The report said the videos include one “dedicated to the prophecy of the Black Banners of Khurasan which is embraced by … al-Qaida.”

“The prophecy states that an invincible army will come from the region of ‘Khurasan,’ a large portion of territory in central Asia.”

Aaron Zelin, of the Washington Institute for Near East Policy, told MotherJones it is an al-Qaida “end-time prophecy.”

A high school classmate told CNN on Dzhokhar, the younger brother, “He’s as American as I am.”

‘Lovely, lovely kid’

A neighbor of the brothers, Larry Aaronson, said of Dzhokhar, “There’s nothing in his demeanor that would suggest any of these things he’s suspected of doing. He was so grateful to be here … he was compassionate he was caring he was jovial. He was a lovely, lovely kid.”

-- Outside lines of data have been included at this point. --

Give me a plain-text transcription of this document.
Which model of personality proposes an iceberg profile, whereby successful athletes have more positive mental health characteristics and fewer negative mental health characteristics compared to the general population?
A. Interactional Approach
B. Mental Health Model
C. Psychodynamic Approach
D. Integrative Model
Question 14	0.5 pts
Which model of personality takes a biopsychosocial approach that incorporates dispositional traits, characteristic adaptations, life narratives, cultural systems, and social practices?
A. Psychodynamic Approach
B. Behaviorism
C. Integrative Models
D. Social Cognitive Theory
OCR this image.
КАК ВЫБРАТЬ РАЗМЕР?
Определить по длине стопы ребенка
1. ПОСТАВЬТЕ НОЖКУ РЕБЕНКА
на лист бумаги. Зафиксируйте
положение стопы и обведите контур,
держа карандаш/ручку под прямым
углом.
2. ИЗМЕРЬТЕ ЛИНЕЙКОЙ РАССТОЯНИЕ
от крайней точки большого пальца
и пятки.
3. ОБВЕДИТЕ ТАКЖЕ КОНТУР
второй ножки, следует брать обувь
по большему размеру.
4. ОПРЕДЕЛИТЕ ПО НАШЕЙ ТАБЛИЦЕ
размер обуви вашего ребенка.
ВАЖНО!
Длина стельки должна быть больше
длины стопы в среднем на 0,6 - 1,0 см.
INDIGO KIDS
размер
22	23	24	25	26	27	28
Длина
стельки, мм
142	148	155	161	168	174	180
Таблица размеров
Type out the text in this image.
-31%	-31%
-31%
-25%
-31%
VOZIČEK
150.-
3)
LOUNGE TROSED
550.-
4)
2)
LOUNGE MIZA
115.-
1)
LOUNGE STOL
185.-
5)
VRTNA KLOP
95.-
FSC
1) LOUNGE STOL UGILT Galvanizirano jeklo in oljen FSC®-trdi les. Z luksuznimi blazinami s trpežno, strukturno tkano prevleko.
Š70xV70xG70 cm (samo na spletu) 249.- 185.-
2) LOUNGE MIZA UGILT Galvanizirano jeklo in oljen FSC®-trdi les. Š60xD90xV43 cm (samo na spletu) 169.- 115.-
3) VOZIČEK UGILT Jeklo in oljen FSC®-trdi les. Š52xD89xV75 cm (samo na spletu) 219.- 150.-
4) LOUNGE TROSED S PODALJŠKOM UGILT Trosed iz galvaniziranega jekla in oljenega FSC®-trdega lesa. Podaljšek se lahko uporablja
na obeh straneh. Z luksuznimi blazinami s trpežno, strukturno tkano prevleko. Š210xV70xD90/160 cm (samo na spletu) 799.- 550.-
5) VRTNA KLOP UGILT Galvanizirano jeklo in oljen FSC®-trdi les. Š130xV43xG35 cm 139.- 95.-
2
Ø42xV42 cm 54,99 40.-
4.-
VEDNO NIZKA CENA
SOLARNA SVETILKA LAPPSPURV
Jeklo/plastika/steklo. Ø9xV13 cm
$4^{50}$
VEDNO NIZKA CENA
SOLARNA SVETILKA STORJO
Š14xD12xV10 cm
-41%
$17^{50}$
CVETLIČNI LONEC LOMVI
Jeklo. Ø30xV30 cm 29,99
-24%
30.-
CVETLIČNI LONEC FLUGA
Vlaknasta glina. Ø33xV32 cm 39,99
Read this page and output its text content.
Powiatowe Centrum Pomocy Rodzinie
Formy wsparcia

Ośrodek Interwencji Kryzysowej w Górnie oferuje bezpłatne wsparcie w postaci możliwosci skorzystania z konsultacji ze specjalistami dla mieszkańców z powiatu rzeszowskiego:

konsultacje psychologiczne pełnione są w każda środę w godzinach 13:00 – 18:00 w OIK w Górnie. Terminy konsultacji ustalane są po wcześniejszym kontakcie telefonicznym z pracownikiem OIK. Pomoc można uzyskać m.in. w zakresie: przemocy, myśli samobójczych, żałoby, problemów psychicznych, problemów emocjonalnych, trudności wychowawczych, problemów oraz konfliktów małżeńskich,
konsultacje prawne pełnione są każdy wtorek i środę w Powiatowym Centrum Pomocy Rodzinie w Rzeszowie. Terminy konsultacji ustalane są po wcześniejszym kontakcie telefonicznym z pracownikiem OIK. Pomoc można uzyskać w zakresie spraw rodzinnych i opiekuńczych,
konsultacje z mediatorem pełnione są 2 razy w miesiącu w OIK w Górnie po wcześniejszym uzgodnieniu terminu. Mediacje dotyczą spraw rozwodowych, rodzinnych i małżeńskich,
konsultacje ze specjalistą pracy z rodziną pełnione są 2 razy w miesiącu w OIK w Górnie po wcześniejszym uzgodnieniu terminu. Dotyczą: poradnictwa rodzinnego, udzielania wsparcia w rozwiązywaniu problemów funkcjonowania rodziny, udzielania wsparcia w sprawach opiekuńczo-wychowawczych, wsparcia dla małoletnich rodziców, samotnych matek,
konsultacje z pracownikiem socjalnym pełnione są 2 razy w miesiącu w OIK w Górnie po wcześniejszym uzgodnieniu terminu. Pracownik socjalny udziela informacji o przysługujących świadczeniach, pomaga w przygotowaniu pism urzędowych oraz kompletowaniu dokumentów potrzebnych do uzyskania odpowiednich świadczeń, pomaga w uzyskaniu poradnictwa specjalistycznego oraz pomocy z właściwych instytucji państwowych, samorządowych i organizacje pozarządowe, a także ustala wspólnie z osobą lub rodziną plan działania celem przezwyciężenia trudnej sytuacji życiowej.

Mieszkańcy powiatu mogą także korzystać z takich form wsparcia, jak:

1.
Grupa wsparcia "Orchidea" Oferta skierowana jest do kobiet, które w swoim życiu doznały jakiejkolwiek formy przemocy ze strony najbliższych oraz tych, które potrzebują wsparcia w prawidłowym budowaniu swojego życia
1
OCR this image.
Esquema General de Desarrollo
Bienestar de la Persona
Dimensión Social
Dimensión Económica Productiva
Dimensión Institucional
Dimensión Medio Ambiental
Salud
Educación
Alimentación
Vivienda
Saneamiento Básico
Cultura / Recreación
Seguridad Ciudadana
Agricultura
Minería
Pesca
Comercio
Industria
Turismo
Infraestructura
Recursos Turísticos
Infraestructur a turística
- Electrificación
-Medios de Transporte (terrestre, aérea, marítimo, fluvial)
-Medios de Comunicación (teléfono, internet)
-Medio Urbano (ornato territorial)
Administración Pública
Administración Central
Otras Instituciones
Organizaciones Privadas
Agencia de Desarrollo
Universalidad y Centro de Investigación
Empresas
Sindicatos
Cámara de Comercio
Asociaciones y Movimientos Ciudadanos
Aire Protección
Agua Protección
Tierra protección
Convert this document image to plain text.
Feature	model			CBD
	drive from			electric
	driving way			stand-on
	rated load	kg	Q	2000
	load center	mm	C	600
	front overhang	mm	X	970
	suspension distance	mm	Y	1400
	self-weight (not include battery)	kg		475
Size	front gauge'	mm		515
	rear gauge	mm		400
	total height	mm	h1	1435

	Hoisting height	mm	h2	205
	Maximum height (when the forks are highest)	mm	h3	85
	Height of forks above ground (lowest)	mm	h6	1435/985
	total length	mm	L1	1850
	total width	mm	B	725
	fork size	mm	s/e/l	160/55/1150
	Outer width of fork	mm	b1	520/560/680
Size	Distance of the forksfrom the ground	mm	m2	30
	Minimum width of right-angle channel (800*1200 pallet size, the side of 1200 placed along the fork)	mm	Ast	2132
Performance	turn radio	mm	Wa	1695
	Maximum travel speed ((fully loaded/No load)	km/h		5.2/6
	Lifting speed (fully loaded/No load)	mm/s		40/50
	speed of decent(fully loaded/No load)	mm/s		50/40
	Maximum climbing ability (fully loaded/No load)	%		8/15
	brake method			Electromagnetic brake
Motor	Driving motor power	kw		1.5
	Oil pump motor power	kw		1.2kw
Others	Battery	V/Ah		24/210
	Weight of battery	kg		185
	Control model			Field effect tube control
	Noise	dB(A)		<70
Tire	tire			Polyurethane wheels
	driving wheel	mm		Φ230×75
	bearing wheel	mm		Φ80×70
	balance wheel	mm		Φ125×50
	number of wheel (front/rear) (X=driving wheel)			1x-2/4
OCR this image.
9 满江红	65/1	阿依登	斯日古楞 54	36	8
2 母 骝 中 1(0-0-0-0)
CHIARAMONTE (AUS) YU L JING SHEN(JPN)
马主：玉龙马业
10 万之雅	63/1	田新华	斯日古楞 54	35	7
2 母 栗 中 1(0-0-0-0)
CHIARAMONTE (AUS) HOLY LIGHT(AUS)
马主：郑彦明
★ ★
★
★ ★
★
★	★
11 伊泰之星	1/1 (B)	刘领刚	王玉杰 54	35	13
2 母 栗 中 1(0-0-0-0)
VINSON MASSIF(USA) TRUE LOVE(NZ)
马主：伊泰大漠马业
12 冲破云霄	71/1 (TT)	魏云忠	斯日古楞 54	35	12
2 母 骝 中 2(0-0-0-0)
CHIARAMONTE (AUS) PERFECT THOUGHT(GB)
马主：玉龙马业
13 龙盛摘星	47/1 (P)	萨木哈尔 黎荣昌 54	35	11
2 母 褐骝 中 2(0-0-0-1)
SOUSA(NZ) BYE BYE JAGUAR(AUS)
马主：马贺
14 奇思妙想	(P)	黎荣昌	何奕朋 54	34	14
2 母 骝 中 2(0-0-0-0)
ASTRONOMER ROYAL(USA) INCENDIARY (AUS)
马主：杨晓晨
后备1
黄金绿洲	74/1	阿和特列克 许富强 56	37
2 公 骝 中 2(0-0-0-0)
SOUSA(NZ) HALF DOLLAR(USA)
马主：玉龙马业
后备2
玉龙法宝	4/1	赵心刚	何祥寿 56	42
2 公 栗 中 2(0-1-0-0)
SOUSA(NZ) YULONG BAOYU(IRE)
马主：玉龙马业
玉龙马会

Boston Police Commissioner Ed Davis had another opinion, telling AP, “We believe this man to a terrorist. We believe this to be a man who’s come here to kill people.”

The Boston Herald talked with Ahdi Moro, 22, of Watertown, who called himself a friend of the suspects.

“These kids grew up around violence,” Moro said. “They were always not scared of anything.”

But he also called them “good kids,” and said Tamerlan, was the father of a 2-year-old. Dzhokhar, “was a really quiet kid. He was very popular at school, like, the most popular kid at school. He was a really good-looking kid. He’s as American as anybody. He grew up here. He’s like a regular Cambridge kid.”

Cambridge Rindge & Latin assistant wrestling coach Peter Payack told the Herald he recognized Dzhokhar from the images released by the FBI.

“I just couldn’t talk, it was like someone put a knife in my heart, I just felt like crying. Wrestling is like a brotherhood and you feel like all the wrestlers are your son, so this was hard for me,” he said.

An uncle, Ruslan Tsarni of Maryland, told the Herald his reaction was “Anger, anger anger.”

A former classmate told CNN the younger brother once said, “Terrorism isn’t necessarily a bad thing when justified.”